One of the most underrated Oscar nominated flicks from Anthony Minghella. A star-studded flick in the peak of re-visualized vintage glamour in the nobly decayed crime dimensions of writer Patricia Highsmith's. A story about one of the most capitivating homocidal killers in cinema or suspense novel history: Tom Ripley, who adores the rich handsome Dickie Greenleaf who is a man born with a silver spoon, a man who owns nearly everything he longs for. Then chameleon Ripley transforms into a leech who dries out Dickie's life, also a vulture who devours Dickie's left-over, horridly a crab-alike parasite who deprives Dickie's identify....he's pathologically complicated with all the smolderingly torments beneath his boyish somehow bookish spectackles: repressed sexuality which comes across as intrusive lust for Dickie Greenleaf, the obliteration of struggled low self-esteem, the merciless detachment to slice out his human pathos just to pull off the scheme of self-protection.....eventually he needs to latch all the demons inside the basement of his dim inner corner, and its key tends to be lost for good without the thrusted trust to anyone as the last scene in the movie refers....
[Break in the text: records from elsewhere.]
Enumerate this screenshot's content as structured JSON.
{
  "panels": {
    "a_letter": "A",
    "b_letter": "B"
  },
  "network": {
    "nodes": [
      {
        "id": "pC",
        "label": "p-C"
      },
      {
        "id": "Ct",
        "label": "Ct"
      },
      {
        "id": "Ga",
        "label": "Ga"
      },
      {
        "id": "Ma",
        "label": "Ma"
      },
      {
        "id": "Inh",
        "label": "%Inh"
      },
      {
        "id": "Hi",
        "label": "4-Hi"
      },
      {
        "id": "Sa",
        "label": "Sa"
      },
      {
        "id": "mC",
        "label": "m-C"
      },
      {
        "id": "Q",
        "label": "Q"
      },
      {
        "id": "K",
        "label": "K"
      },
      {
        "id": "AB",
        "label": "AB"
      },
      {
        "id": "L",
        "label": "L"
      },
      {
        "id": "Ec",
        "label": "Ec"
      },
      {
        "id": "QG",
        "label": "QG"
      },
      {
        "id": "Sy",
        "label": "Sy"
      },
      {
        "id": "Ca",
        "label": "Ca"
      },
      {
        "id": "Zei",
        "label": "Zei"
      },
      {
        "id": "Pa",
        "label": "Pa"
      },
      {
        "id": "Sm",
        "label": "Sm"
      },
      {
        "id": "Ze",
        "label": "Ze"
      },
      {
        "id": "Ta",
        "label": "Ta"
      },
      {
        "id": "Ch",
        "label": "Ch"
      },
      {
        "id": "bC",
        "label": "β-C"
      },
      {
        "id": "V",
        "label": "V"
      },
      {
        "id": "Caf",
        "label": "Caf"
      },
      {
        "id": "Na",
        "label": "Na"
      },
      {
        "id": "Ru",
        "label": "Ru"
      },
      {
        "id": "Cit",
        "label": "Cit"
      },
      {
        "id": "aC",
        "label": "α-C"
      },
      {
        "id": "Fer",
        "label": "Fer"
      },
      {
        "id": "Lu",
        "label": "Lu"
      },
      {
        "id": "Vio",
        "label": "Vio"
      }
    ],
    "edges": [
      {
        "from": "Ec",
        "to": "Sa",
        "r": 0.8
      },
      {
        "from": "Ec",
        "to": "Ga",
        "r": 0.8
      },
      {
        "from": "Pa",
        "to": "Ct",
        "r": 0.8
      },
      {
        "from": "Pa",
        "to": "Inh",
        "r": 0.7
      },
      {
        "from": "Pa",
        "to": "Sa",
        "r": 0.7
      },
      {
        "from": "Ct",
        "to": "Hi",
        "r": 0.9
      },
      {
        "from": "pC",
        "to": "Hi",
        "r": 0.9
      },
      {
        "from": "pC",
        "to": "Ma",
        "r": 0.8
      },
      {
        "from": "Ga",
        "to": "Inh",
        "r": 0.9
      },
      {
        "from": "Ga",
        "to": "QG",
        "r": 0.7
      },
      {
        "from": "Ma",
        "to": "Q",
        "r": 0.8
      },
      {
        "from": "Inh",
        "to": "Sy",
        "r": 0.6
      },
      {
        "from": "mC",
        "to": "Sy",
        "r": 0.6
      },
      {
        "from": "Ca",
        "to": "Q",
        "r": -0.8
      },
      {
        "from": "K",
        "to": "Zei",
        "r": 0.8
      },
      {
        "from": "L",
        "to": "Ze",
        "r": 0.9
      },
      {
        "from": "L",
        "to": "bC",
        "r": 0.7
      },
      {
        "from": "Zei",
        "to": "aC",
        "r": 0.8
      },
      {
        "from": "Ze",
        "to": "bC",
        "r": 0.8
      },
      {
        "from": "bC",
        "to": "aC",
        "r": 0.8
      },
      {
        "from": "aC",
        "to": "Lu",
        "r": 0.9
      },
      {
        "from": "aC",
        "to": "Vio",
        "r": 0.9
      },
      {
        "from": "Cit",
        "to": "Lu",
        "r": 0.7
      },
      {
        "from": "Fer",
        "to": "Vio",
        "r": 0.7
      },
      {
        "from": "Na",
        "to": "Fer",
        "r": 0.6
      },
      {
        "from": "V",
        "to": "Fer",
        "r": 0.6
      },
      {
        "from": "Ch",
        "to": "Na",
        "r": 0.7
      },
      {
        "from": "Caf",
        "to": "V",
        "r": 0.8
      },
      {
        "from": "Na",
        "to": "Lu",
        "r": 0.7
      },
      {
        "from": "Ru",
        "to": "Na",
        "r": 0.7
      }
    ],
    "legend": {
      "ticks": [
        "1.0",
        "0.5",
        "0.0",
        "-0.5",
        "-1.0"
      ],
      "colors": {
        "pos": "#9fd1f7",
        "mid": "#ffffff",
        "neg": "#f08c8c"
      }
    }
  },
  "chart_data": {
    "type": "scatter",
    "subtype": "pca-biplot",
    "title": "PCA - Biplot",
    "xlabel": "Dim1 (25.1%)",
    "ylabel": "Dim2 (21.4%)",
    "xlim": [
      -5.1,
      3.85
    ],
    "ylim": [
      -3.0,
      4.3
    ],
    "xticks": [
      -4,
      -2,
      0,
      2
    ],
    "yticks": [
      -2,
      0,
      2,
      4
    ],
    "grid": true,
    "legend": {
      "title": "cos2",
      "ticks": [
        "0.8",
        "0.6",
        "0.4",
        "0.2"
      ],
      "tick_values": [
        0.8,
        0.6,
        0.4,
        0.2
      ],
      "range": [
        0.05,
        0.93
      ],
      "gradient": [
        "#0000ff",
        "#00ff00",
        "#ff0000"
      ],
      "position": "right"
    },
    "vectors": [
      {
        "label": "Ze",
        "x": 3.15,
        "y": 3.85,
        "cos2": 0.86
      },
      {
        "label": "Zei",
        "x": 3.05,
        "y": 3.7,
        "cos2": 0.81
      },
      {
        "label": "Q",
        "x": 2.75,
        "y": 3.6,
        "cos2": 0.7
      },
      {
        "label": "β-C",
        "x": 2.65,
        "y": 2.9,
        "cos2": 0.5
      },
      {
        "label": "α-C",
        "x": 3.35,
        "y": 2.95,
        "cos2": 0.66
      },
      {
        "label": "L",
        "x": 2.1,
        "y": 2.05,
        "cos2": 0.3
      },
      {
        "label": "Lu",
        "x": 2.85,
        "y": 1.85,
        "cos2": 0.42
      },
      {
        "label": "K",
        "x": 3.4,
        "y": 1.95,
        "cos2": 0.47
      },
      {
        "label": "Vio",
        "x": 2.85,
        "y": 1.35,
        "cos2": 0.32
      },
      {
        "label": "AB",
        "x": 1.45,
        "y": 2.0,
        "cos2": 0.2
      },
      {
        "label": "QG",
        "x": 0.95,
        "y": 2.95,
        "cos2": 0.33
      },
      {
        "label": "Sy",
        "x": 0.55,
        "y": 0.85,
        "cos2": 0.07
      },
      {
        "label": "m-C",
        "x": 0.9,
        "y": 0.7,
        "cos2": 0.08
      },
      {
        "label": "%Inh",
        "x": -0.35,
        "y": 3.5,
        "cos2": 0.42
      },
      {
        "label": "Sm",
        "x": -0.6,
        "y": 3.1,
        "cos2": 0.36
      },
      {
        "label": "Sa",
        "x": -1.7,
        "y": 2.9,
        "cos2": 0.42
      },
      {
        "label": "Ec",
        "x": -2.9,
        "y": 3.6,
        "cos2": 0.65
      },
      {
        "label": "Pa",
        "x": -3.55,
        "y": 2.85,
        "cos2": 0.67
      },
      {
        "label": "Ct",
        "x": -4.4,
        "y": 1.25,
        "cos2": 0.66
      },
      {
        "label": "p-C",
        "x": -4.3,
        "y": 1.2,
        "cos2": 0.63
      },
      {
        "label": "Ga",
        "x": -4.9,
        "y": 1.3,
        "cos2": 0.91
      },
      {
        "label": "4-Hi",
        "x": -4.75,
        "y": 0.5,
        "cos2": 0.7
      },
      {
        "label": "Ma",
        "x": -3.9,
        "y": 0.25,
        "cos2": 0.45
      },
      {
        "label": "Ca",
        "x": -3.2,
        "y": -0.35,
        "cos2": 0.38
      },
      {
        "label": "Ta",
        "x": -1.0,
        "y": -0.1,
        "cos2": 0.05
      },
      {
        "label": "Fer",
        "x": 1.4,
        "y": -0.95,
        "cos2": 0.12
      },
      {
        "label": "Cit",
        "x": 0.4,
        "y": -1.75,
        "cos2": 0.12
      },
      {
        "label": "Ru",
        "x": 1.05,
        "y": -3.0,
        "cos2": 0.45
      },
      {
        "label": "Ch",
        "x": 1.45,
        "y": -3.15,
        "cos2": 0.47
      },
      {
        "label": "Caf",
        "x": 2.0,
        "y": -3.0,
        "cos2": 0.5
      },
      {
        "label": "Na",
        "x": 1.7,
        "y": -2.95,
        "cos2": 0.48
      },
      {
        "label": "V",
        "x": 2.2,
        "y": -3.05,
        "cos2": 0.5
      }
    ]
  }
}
"it's better to be a fake somebody instead of a real nobody"....all the symbolism seems to be obvious such as Ripley smothers his intimate pal to death that is to smit the last sense of his remained humanity. and the beat trend jazz dickie is so enamour of stands for his frivolous lifestyle....all the essential classic songs selected in the soundtrack that is a bit too catchy...generally the whole movie is catchy such as its theme, its good-looking cast, its plot hints, its blatantly voyeuristic sensuality (such as Ripley peeps Dickie's nude in the bathtub) ... etc. nothing too mystically hideous, considering its comtemporariness.
It was also Jude Law's crucial chance to contribute to his overnight success as the main sex subject in this movie. There's something worth tackling about his Dickie Greenleaf who is a man of whimsical playfulness, a well-to-do self-dubbed beat bohemian who is enslaved by the ecstaticly tumultous jazz, suffering from the eternal fued of lacking any significant paternal recognition that makes him waywardly linger over his elongated adolescence with an undercurent maternal fixation (which reflects on his choice of women ... always someone tolerantly appreciates his boyish naivete) but clansdetinely traumatized with such un-retrieved loss of identification, also a man assumingly sheltered from his social status and enormous wealth that prevents him from fledging into maturity, but who wants to grow anyway? Growing up takes grim hardship, naturally Dickie becomes the envious center for everyone since he has wealth, looks, youth and he's damned popular with ladies.
Gwyneth Paltrow is adequate as Dickie's demure love interest but Cate Blanchet's loverstrick beguiled socialette is more sympatheticly riveting as Ripley's attempted prey of seduction. Philip Seymour gives amusingly tricky performance as the sleazy friend of Dickie's who intuitively detects Ripley's orientation.
The talented Mr. Ripley might be even more engrossing without those straight-down-toward-the-arrow catchiness, but in a way, it's subtly made evaluated in its time. the photographic sceneries are idyllically cozy, the blistening sun scatters everywhere, tastefully shot as minghella's works usually are.
The Talented Mr. Ripley is a must see film! It's a cinematic genius and a total perfection! Anthony Minghella was one of best directors and film makers of our time!
Tom Ripley wants to reveal his darkest secrets to Peter, the men share a loving bond, but he just can't afford to reveal anything, he is completely stuck in his darkness alone. The dialogue is a brilliant metaphor. The piano piece is from Antonio Vivaldi's "Stabat Mater".